Intervention de Pascal Allizard

Réunion du 6 décembre 2022 à 21h00
Débat préalable à la réunion du conseil européen des 15 et 16 décembre 2022

Photo de Pascal AllizardPascal Allizard :

Madame la présidente, madame la secrétaire d’État, mes chers collègues, le Conseil européen qui se tiendra les 15 et 16 décembre prochain sera le premier depuis la libération de Kherson par les troupes ukrainiennes le mois dernier.

Le succès de la contre-offensive lancée par l’état-major ukrainien au mois de septembre dernier ne saurait masquer les nombreuses incertitudes qui continuent d’obscurcir le champ de bataille. La guerre déclenchée au mois de février dernier par l’agression russe sur le territoire ukrainien dure depuis plus de neuf mois. D’ores et déjà, elle est inédite sur notre continent par son ampleur et son intensité depuis la fin de la guerre froide. Il existe malheureusement un risque réel pour qu’elle s’installe dans la durée.

S’il est difficile de prédire ce que sera l’avenir de cette guerre, nous constatons déjà, sur le théâtre des opérations, l’importance de la mobilisation des Européens en faveur de la liberté du peuple ukrainien.

Au lendemain du 24 février dernier, l’Union européenne a fait la preuve de sa capacité à s’unir et à se mobiliser, y compris sur la scène géopolitique internationale. Depuis cette date, la valeur totale des livraisons d’armes létales et non létales assurées par les États membres au bénéfice des soldats ukrainiens dépasse 8 milliards d’euros.

Cette somme n’atteint certes pas les 19 milliards de dollars de l’aide américaine, mais elle représente une contribution substantielle et, surtout, décisive à l’effort de guerre de l’Ukraine. Les soldats ukrainiens font chaque jour la démonstration de l’importance intacte des forces morales pour prendre la supériorité sur le terrain. Il est de notre devoir de continuer de leur apporter un soutien financier et capacitaire à la hauteur de leur résistance héroïque. Pour ce faire, nous devons à tout prix préserver l’unité qui caractérise l’Union européenne depuis le début de la guerre.

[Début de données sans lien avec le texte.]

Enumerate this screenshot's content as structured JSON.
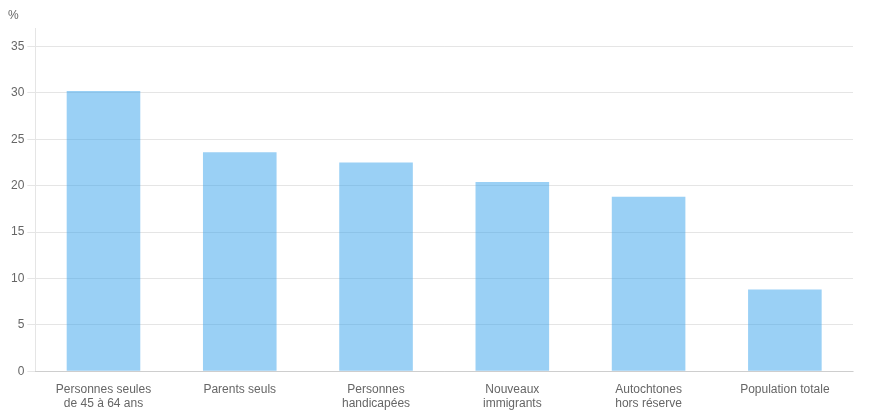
{
  "chart_data": {
    "type": "bar",
    "categories": [
      "Personnes seules\nde 45 à 64 ans",
      "Parents seuls",
      "Personnes\nhandicapées",
      "Nouveaux\nimmigrants",
      "Autochtones\nhors réserve",
      "Population totale"
    ],
    "values": [
      30.2,
      23.6,
      22.5,
      20.4,
      18.8,
      8.8
    ],
    "ylabel": "%",
    "ylim": [
      0,
      37
    ],
    "yticks": [
      0,
      5,
      10,
      15,
      20,
      25,
      30,
      35
    ],
    "grid": true
  }
}
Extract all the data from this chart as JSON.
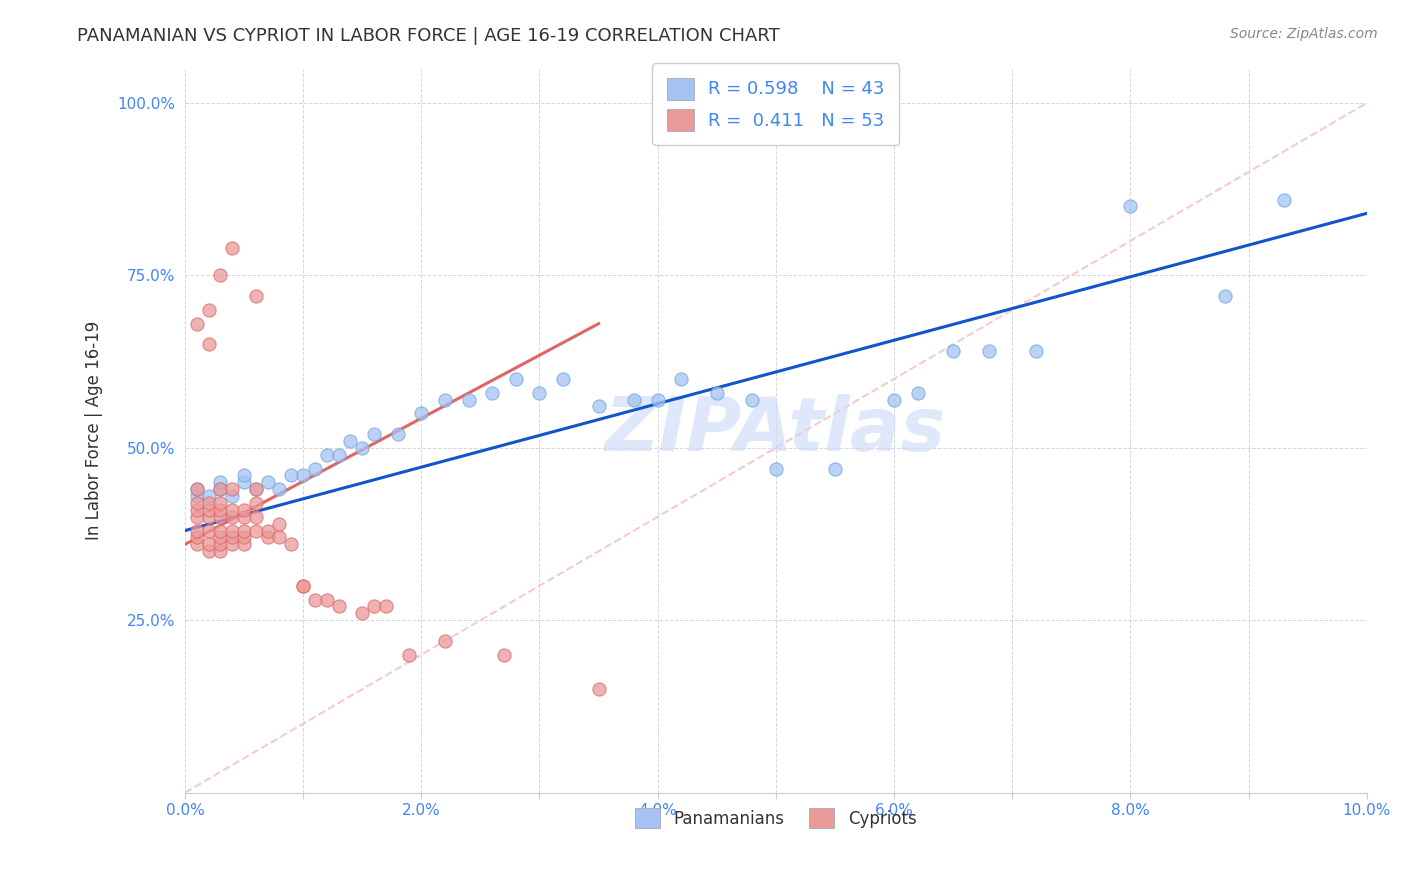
{
  "title": "PANAMANIAN VS CYPRIOT IN LABOR FORCE | AGE 16-19 CORRELATION CHART",
  "source": "Source: ZipAtlas.com",
  "ylabel": "In Labor Force | Age 16-19",
  "xlim": [
    0.0,
    0.1
  ],
  "ylim": [
    0.0,
    1.05
  ],
  "xticks": [
    0.0,
    0.01,
    0.02,
    0.03,
    0.04,
    0.05,
    0.06,
    0.07,
    0.08,
    0.09,
    0.1
  ],
  "yticks": [
    0.0,
    0.25,
    0.5,
    0.75,
    1.0
  ],
  "xticklabels": [
    "0.0%",
    "",
    "2.0%",
    "",
    "4.0%",
    "",
    "6.0%",
    "",
    "8.0%",
    "",
    "10.0%"
  ],
  "yticklabels": [
    "",
    "25.0%",
    "50.0%",
    "75.0%",
    "100.0%"
  ],
  "blue_color": "#a4c2f4",
  "pink_color": "#ea9999",
  "blue_line_color": "#1155cc",
  "pink_line_color": "#e06666",
  "diag_color": "#cccccc",
  "grid_color": "#cccccc",
  "axis_color": "#4285f4",
  "legend_R_blue": "0.598",
  "legend_N_blue": "43",
  "legend_R_pink": "0.411",
  "legend_N_pink": "53",
  "watermark": "ZIPAtlas",
  "blue_scatter_x": [
    0.001,
    0.001,
    0.002,
    0.003,
    0.003,
    0.004,
    0.005,
    0.005,
    0.006,
    0.007,
    0.008,
    0.009,
    0.01,
    0.011,
    0.012,
    0.013,
    0.014,
    0.015,
    0.016,
    0.018,
    0.02,
    0.022,
    0.024,
    0.026,
    0.028,
    0.03,
    0.032,
    0.035,
    0.038,
    0.04,
    0.042,
    0.045,
    0.048,
    0.05,
    0.055,
    0.06,
    0.062,
    0.065,
    0.068,
    0.072,
    0.08,
    0.088,
    0.093
  ],
  "blue_scatter_y": [
    0.43,
    0.44,
    0.43,
    0.44,
    0.45,
    0.43,
    0.45,
    0.46,
    0.44,
    0.45,
    0.44,
    0.46,
    0.46,
    0.47,
    0.49,
    0.49,
    0.51,
    0.5,
    0.52,
    0.52,
    0.55,
    0.57,
    0.57,
    0.58,
    0.6,
    0.58,
    0.6,
    0.56,
    0.57,
    0.57,
    0.6,
    0.58,
    0.57,
    0.47,
    0.47,
    0.57,
    0.58,
    0.64,
    0.64,
    0.64,
    0.85,
    0.72,
    0.86
  ],
  "pink_scatter_x": [
    0.001,
    0.001,
    0.001,
    0.001,
    0.001,
    0.001,
    0.001,
    0.002,
    0.002,
    0.002,
    0.002,
    0.002,
    0.002,
    0.003,
    0.003,
    0.003,
    0.003,
    0.003,
    0.003,
    0.003,
    0.003,
    0.004,
    0.004,
    0.004,
    0.004,
    0.004,
    0.004,
    0.005,
    0.005,
    0.005,
    0.005,
    0.005,
    0.006,
    0.006,
    0.006,
    0.006,
    0.007,
    0.007,
    0.008,
    0.008,
    0.009,
    0.01,
    0.01,
    0.011,
    0.012,
    0.013,
    0.015,
    0.016,
    0.017,
    0.019,
    0.022,
    0.027,
    0.035
  ],
  "pink_scatter_y": [
    0.36,
    0.37,
    0.38,
    0.4,
    0.41,
    0.42,
    0.44,
    0.35,
    0.36,
    0.38,
    0.4,
    0.41,
    0.42,
    0.35,
    0.36,
    0.37,
    0.38,
    0.4,
    0.41,
    0.42,
    0.44,
    0.36,
    0.37,
    0.38,
    0.4,
    0.41,
    0.44,
    0.36,
    0.37,
    0.38,
    0.4,
    0.41,
    0.38,
    0.4,
    0.42,
    0.44,
    0.37,
    0.38,
    0.37,
    0.39,
    0.36,
    0.3,
    0.3,
    0.28,
    0.28,
    0.27,
    0.26,
    0.27,
    0.27,
    0.2,
    0.22,
    0.2,
    0.15
  ],
  "pink_scatter_extra_x": [
    0.001,
    0.002,
    0.003,
    0.004,
    0.002,
    0.006
  ],
  "pink_scatter_extra_y": [
    0.68,
    0.7,
    0.75,
    0.79,
    0.65,
    0.72
  ],
  "blue_line_x": [
    0.0,
    0.1
  ],
  "blue_line_y": [
    0.38,
    0.84
  ],
  "pink_line_x": [
    0.0,
    0.035
  ],
  "pink_line_y": [
    0.36,
    0.68
  ],
  "diag_line_x": [
    0.0,
    0.1
  ],
  "diag_line_y": [
    0.0,
    1.0
  ]
}
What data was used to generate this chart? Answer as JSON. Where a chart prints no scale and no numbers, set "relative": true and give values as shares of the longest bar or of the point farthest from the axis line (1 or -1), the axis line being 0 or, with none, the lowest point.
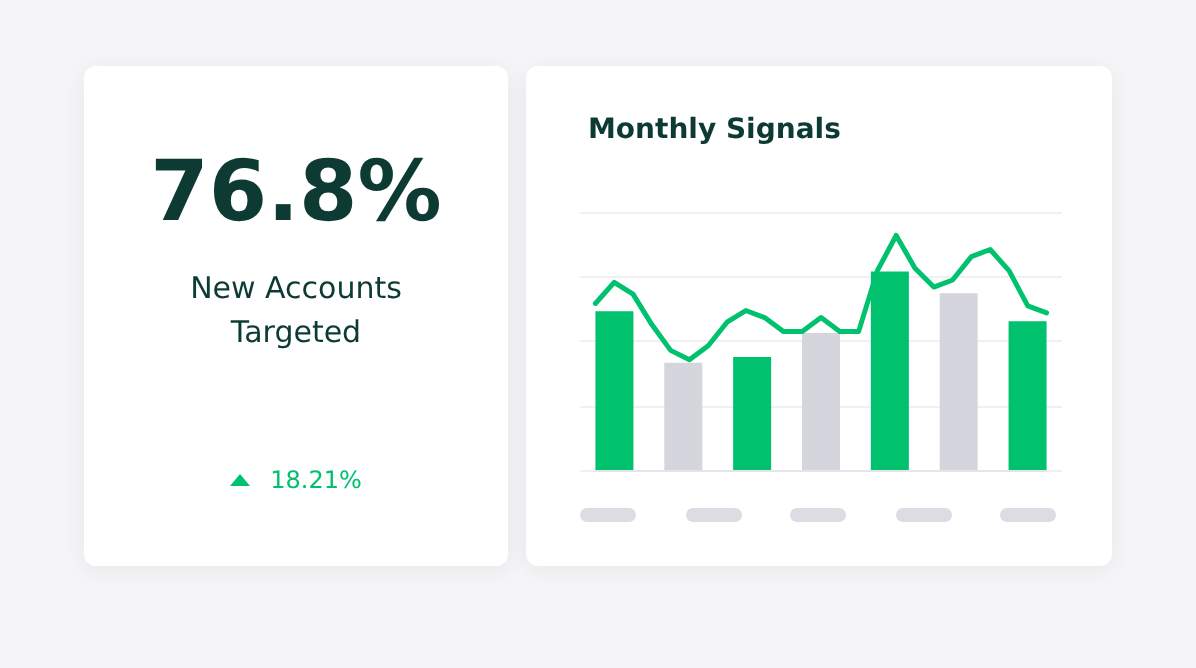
{
  "chart_data": [
    {
      "type": "other",
      "title": "76.8%",
      "subtitle": "New Accounts Targeted",
      "annotations": [
        "18.21%"
      ]
    },
    {
      "type": "bar",
      "title": "Monthly Signals",
      "relative": true,
      "grid": "y",
      "categories": [
        null,
        null,
        null,
        null,
        null,
        null,
        null
      ],
      "colors": [
        "#00c16e",
        "#d5d5de",
        "#00c16e",
        "#d5d5de",
        "#00c16e",
        "#d5d5de",
        "#00c16e"
      ],
      "values": [
        0.8,
        0.54,
        0.57,
        0.69,
        1,
        0.89,
        0.75
      ]
    },
    {
      "type": "line",
      "relative": true,
      "color": "#00c16e",
      "categories": [
        null,
        null,
        null,
        null,
        null,
        null,
        null,
        null,
        null,
        null,
        null,
        null,
        null,
        null,
        null,
        null,
        null,
        null,
        null,
        null,
        null,
        null,
        null,
        null,
        null
      ],
      "values": [
        0.71,
        0.8,
        0.75,
        0.62,
        0.51,
        0.47,
        0.53,
        0.63,
        0.68,
        0.65,
        0.59,
        0.59,
        0.65,
        0.59,
        0.59,
        0.85,
        1,
        0.86,
        0.78,
        0.81,
        0.91,
        0.94,
        0.85,
        0.7,
        0.67
      ]
    }
  ]
}
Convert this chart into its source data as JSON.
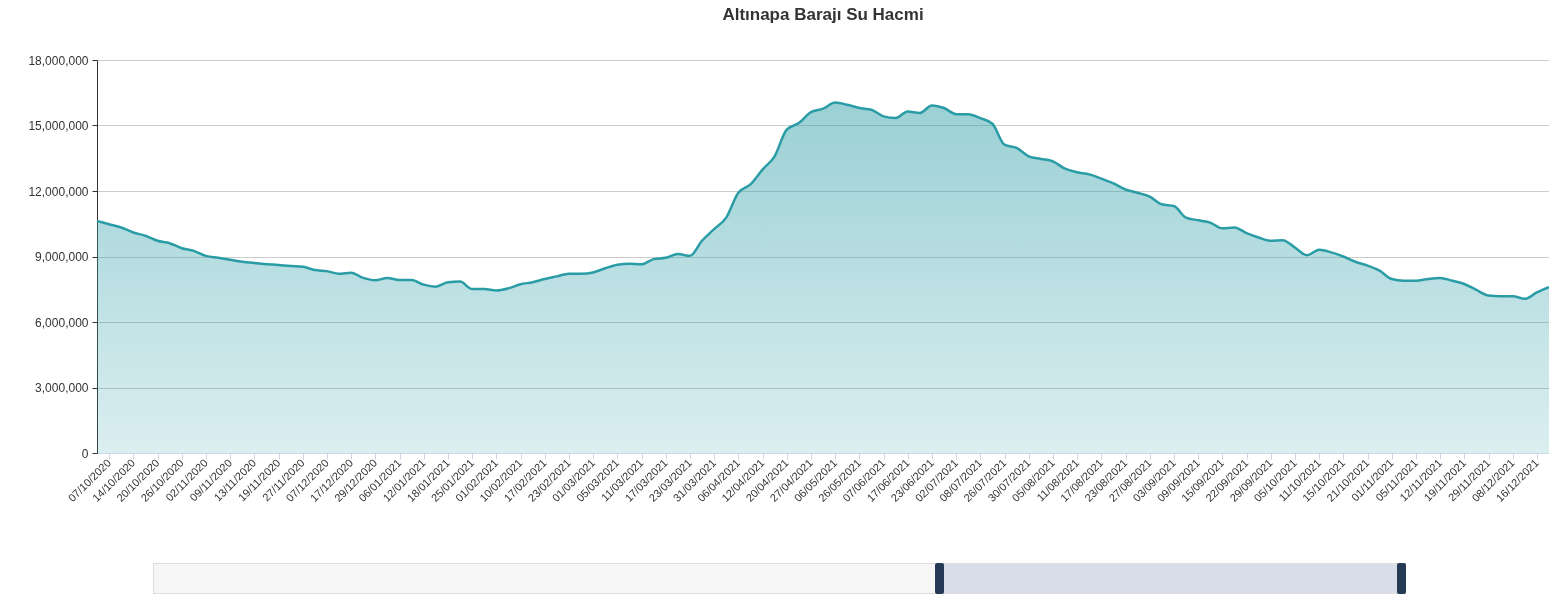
{
  "chart_data": {
    "type": "area",
    "title": "Altınapa Barajı Su Hacmi",
    "categories": [
      null,
      "07/10/2020",
      null,
      "14/10/2020",
      null,
      "20/10/2020",
      null,
      "26/10/2020",
      null,
      "02/11/2020",
      null,
      "09/11/2020",
      null,
      "13/11/2020",
      null,
      "19/11/2020",
      null,
      "27/11/2020",
      null,
      "07/12/2020",
      null,
      "17/12/2020",
      null,
      "29/12/2020",
      null,
      "06/01/2021",
      null,
      "12/01/2021",
      null,
      "18/01/2021",
      null,
      "25/01/2021",
      null,
      "01/02/2021",
      null,
      "10/02/2021",
      null,
      "17/02/2021",
      null,
      "23/02/2021",
      null,
      "01/03/2021",
      null,
      "05/03/2021",
      null,
      "11/03/2021",
      null,
      "17/03/2021",
      null,
      "23/03/2021",
      null,
      "31/03/2021",
      null,
      "06/04/2021",
      null,
      "12/04/2021",
      null,
      "20/04/2021",
      null,
      "27/04/2021",
      null,
      "06/05/2021",
      null,
      "26/05/2021",
      null,
      "07/06/2021",
      null,
      "17/06/2021",
      null,
      "23/06/2021",
      null,
      "02/07/2021",
      null,
      "08/07/2021",
      null,
      "26/07/2021",
      null,
      "30/07/2021",
      null,
      "05/08/2021",
      null,
      "11/08/2021",
      null,
      "17/08/2021",
      null,
      "23/08/2021",
      null,
      "27/08/2021",
      null,
      "03/09/2021",
      null,
      "09/09/2021",
      null,
      "15/09/2021",
      null,
      "22/09/2021",
      null,
      "29/09/2021",
      null,
      "05/10/2021",
      null,
      "11/10/2021",
      null,
      "15/10/2021",
      null,
      "21/10/2021",
      null,
      "01/11/2021",
      null,
      "05/11/2021",
      null,
      "12/11/2021",
      null,
      "19/11/2021",
      null,
      "29/11/2021",
      null,
      "08/12/2021",
      null,
      "16/12/2021",
      null
    ],
    "series": [
      {
        "color": "#2a9ca6",
        "values": [
          10630000,
          10480000,
          10330000,
          10100000,
          9950000,
          9720000,
          9610000,
          9380000,
          9260000,
          9030000,
          8940000,
          8850000,
          8760000,
          8700000,
          8650000,
          8610000,
          8560000,
          8530000,
          8380000,
          8330000,
          8210000,
          8260000,
          8020000,
          7910000,
          8020000,
          7920000,
          7920000,
          7710000,
          7620000,
          7820000,
          7850000,
          7510000,
          7510000,
          7440000,
          7540000,
          7730000,
          7820000,
          7970000,
          8090000,
          8210000,
          8210000,
          8270000,
          8460000,
          8620000,
          8670000,
          8640000,
          8880000,
          8940000,
          9110000,
          9030000,
          9720000,
          10250000,
          10780000,
          11920000,
          12300000,
          12980000,
          13590000,
          14810000,
          15110000,
          15610000,
          15770000,
          16050000,
          15950000,
          15800000,
          15720000,
          15420000,
          15340000,
          15640000,
          15570000,
          15920000,
          15800000,
          15520000,
          15520000,
          15340000,
          15080000,
          14120000,
          13970000,
          13590000,
          13470000,
          13360000,
          13020000,
          12860000,
          12760000,
          12570000,
          12350000,
          12070000,
          11920000,
          11740000,
          11390000,
          11310000,
          10780000,
          10660000,
          10550000,
          10290000,
          10330000,
          10070000,
          9870000,
          9720000,
          9750000,
          9410000,
          9060000,
          9310000,
          9190000,
          9000000,
          8760000,
          8580000,
          8350000,
          7970000,
          7890000,
          7890000,
          7970000,
          8020000,
          7890000,
          7740000,
          7470000,
          7210000,
          7180000,
          7180000,
          7060000,
          7360000,
          7600000
        ]
      }
    ],
    "ylim": [
      0,
      18000000
    ],
    "yticks": [
      0,
      {
        "value": 3000000,
        "label": "3,000,000"
      },
      {
        "value": 6000000,
        "label": "6,000,000"
      },
      {
        "value": 9000000,
        "label": "9,000,000"
      },
      {
        "value": 12000000,
        "label": "12,000,000"
      },
      {
        "value": 15000000,
        "label": "15,000,000"
      },
      {
        "value": 18000000,
        "label": "18,000,000"
      }
    ],
    "grid": "y"
  }
}
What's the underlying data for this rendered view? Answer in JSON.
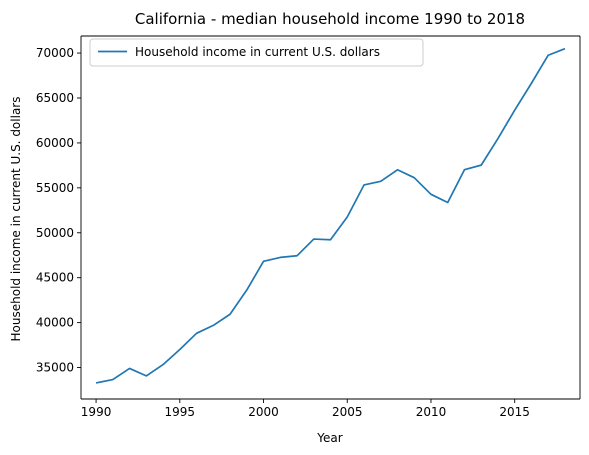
{
  "chart_data": {
    "type": "line",
    "title": "California - median household income 1990 to 2018",
    "xlabel": "Year",
    "ylabel": "Household income in current U.S. dollars",
    "xlim": [
      1989.1,
      2018.9
    ],
    "ylim": [
      31500,
      71900
    ],
    "xticks": [
      1990,
      1995,
      2000,
      2005,
      2010,
      2015
    ],
    "yticks": [
      35000,
      40000,
      45000,
      50000,
      55000,
      60000,
      65000,
      70000
    ],
    "grid": false,
    "legend_position": "upper-left",
    "series": [
      {
        "name": "Household income in current U.S. dollars",
        "color": "#1f77b4",
        "x": [
          1990,
          1991,
          1992,
          1993,
          1994,
          1995,
          1996,
          1997,
          1998,
          1999,
          2000,
          2001,
          2002,
          2003,
          2004,
          2005,
          2006,
          2007,
          2008,
          2009,
          2010,
          2011,
          2012,
          2013,
          2014,
          2015,
          2016,
          2017,
          2018
        ],
        "y": [
          33290,
          33660,
          34900,
          34070,
          35330,
          37010,
          38810,
          39690,
          40930,
          43630,
          46820,
          47260,
          47440,
          49300,
          49220,
          51760,
          55320,
          55730,
          57010,
          56130,
          54280,
          53370,
          57020,
          57530,
          60490,
          63640,
          66640,
          69760,
          70490
        ]
      }
    ]
  }
}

Or, à l’échelle de l’Union européenne, les instruments que nous avions imaginés pour une période de paix ne sont plus adaptés, en cette période de guerre. La facilité européenne pour la paix a démontré, depuis sa création en 2021, sa pertinence et sa souplesse d’utilisation, mais le montant de 5, 7 milliards d’euros que nous avions initialement prévu se révèle largement en deçà des besoins.

La situation exceptionnelle dans laquelle nous nous trouvons actuellement exige des réponses exceptionnelles. Le versement des aides prévues par la sixième enveloppe, avalisée lors du sommet de Prague, au mois d’octobre dernier, portera à plus de 3 milliards d’euros le financement de l’aide aux armées ukrainiennes issu de la facilité européenne pour la paix.

Le refinancement de cet instrument devient donc une urgence. Le retour de la guerre sur notre continent justifie pleinement que nous dégagions des crédits exceptionnels pour cette opération. Nous devons nous mobiliser pour que l’Union européenne continue de s’appuyer sur un instrument suffisamment solide pour financer l’aide militaire décidée en commun.

Au-delà de cet enjeu de court terme, sur lequel les chefs d’État et de gouvernement devront trouver rapidement un compromis praticable, la coopération européenne de défense doit répondre à des enjeux de long terme, comme c’est le cas avec la boussole stratégique européenne.

La mobilisation des gouvernements au lendemain du déclenchement de la guerre en Ukraine s’est traduite par une hausse générale des budgets de défense au sein de l’Union européenne. Pour autant, si nous n’y prenons garde, celle-ci pourrait avoir pour effet de renforcer l’empreinte des industries d’armement américaines en Europe.

L’ambition française d’une autonomie stratégique européenne ne saurait se satisfaire d’une telle issue. Ce que nous devons promouvoir, dans le sillage de la boussole stratégique européenne, c’est un renforcement de nos dépenses en commun, pour financer la recherche et l’innovation dans le domaine de la défense ou des achats d’équipements.

Les statistiques les plus récentes sont inquiétantes dans ce domaine ; elles révèlent que la proportion des acquisitions communes de matériel militaire atteint seulement 18 % en 2021. C’est deux fois moins que l’objectif visé dans le cadre de la boussole stratégique européenne, soit 35 % des dépenses d’équipement en commun.

Dans ce contexte, la défense collective de l’Europe ne pourra être assurée qu’à la condition de répondre aux défis soulevés à court et à moyen terme par le retour de la guerre sur notre continent.

Madame la secrétaire d’État, nous serons attentifs à ce que la France soutienne les solutions qui permettront à l’Europe de se doter de l’autonomie stratégique que les circonstances exigent.